By: MOLLY WICKER
The Institute’s third class of Douglass Fellows joined staff for two days of hands-on orientation and training in Washington, D.C. in September. This year’s class had the unique opportunity to not only hear from members of the Institute team, but also from experts in the field, who shared how their legal experience shaped their careers and offered them a unique platform to bear witness to justice.
“The in-person orientation sets the framework for the entire Fellowship period,” said Kyleigh Feehs, the Institute’s Associate Legal Counsel and Director of the Douglass Fellows program. “It exposes the Douglass Fellows to the Institute’s work, builds relationships between the Douglass Fellows and the Institute team, and provides the Fellows with an opportunity to meet their mentors in person. This valuable time together provides the framework needed for the Douglass Fellows to connect with the Institute team and each other throughout the rest of the remote Fellowship period.”

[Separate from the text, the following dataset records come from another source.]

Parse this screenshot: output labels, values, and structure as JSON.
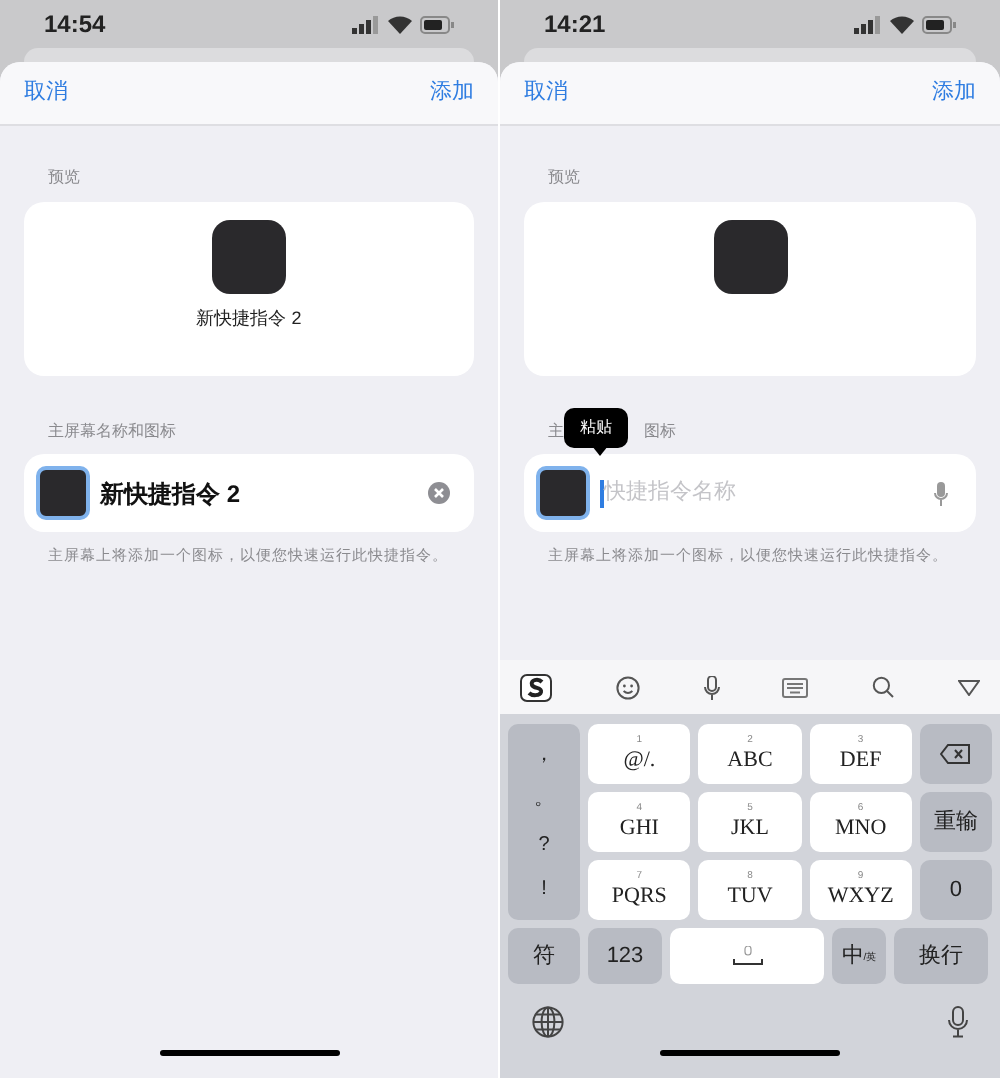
{
  "screens": [
    {
      "status_bar": {
        "time": "14:54"
      },
      "nav": {
        "cancel": "取消",
        "add": "添加"
      },
      "preview": {
        "label": "预览",
        "name": "新快捷指令 2"
      },
      "name_section": {
        "label": [
          "主屏幕名称和图标"
        ],
        "field": {
          "value": "新快捷指令 2",
          "focused": false,
          "clear_button": true,
          "dictation_button": false
        },
        "hint": "主屏幕上将添加一个图标，以便您快速运行此快捷指令。"
      }
    },
    {
      "status_bar": {
        "time": "14:21"
      },
      "nav": {
        "cancel": "取消",
        "add": "添加"
      },
      "preview": {
        "label": "预览"
      },
      "name_section": {
        "label": [
          "主",
          "图标"
        ],
        "field": {
          "placeholder": "快捷指令名称",
          "focused": true,
          "clear_button": false,
          "dictation_button": true
        },
        "hint": "主屏幕上将添加一个图标，以便您快速运行此快捷指令。"
      },
      "tooltip": "粘贴",
      "keyboard": {
        "punctuation": [
          "，",
          "。",
          "?",
          "!"
        ],
        "keys": [
          {
            "digit": "1",
            "label": "@/."
          },
          {
            "digit": "2",
            "label": "ABC"
          },
          {
            "digit": "3",
            "label": "DEF"
          },
          {
            "digit": "4",
            "label": "GHI"
          },
          {
            "digit": "5",
            "label": "JKL"
          },
          {
            "digit": "6",
            "label": "MNO"
          },
          {
            "digit": "7",
            "label": "PQRS"
          },
          {
            "digit": "8",
            "label": "TUV"
          },
          {
            "digit": "9",
            "label": "WXYZ"
          }
        ],
        "right_keys": [
          "重输",
          "0"
        ],
        "bottom_row": [
          {
            "kind": "key",
            "label": "符"
          },
          {
            "kind": "key",
            "label": "123"
          },
          {
            "kind": "space"
          },
          {
            "kind": "key",
            "label": "中$_{/英}$"
          },
          {
            "kind": "key",
            "label": "换行"
          }
        ]
      }
    }
  ]
}
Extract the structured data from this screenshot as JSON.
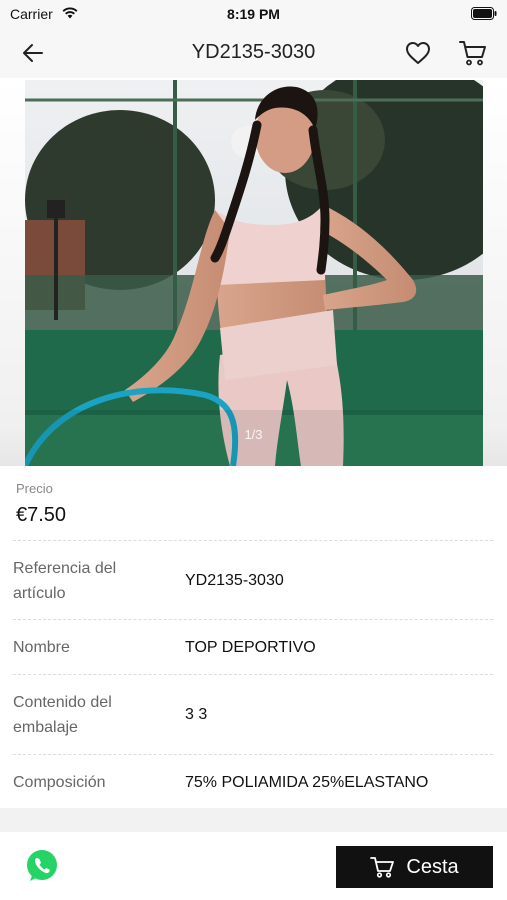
{
  "status_bar": {
    "carrier": "Carrier",
    "time": "8:19 PM"
  },
  "header": {
    "title": "YD2135-3030"
  },
  "gallery": {
    "indicator": "1/3"
  },
  "price": {
    "label": "Precio",
    "value": "€7.50"
  },
  "details": [
    {
      "label_lines": [
        "Referencia del",
        "artículo"
      ],
      "value": "YD2135-3030"
    },
    {
      "label_lines": [
        "Nombre"
      ],
      "value": "TOP DEPORTIVO"
    },
    {
      "label_lines": [
        "Contenido del",
        "embalaje"
      ],
      "value": "3 3"
    },
    {
      "label_lines": [
        "Composición"
      ],
      "value": "75% POLIAMIDA 25%ELASTANO"
    }
  ],
  "bottom": {
    "basket_label": "Cesta"
  },
  "colors": {
    "whatsapp": "#25d366",
    "button_bg": "#111111"
  }
}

During Day 1 of orientation, the Fellows learned about the Institute’s mission to decimate modern slavery in its partner countries, Belize and Uganda. The Institute’s Director of Law Enforcement Operations Dave Rogers, along with Institute attorneys Cherisse Francis and Alyssa Currier, offered the Fellows a comprehensive overview of the anti-trafficking laws in each country, as well as an update on the progress made since the Institute started working in each location. Marie Martinez Israelite, the Institute’s Director of Victim Services, also spent time with the Fellows explaining how a victim-centered approach to trafficking is critical for making strides in the justice sector.
“The Douglass Fellows orientation was an incredible introduction to the work that the Institute and its partners are doing to combat human trafficking in the U.S. and abroad,” said current Fellow Rachel Geissler, a third-year law student at the University of North Carolina. “The Institute has obviously been intentional about building a community of thoughtful, experienced and committed advocates, and I feel honored to have been welcomed into it.”
Following time with the Institute staff, Fellows heard from Rebekah Bailey, a Trial Attorney with the U.S. Department of Justice’s Civil Rights Division, Criminal Section, who shared what is was like to work through a trafficking case from start to finish.
“Her [Rebekah’s] dedication to seeking justice for the survivor was absolutely inspiring, but also underscored just how tough it is to prosecute labor trafficking, even when there are laws in place to address it,” noted Geissler.
During orientation, the Fellows also met their mentors – all of whom hold senior positions in federal agencies and nongovernmental organizations – who work in the fight against human trafficking. The agencies include Federal Bureau of Investigations, U.S. Department of Justice, McCain Institute, U.S. Department of State, National Center for Missing and Exploited Children, International Corporate Accountability Roundtable, and Institute for Business and Human Rights.
In addition to meeting their mentors, this year’s Fellows had the unique opportunity to learn how to glean the most wisdom from the relationship over the course of the year. Whitney Kramer, a 2018-19 Douglass Fellow and an attorney with the U.S. Department of Justice, shared wisdom and tips from her own Fellows experience and mentor relationship.
“Make the most of this opportunity,” she advised, “because these people are so wise and so willing to help you.”
The Fellows will participate in a number of other projects throughout the year, including writing for the Institute and Trafficking Matters websites, conducting legal research, and hosting advocacy events at their law schools.
In its inaugural year, the Douglass Fellowship accepted the top 10% of applicants. The Fellows study at elite law schools across the country. The Fellowship runs from September through April each year and supports the Institute’s efforts to provide clear, data-driven, thought leadership to scholars and criminal justice practitioners in the fight against human trafficking.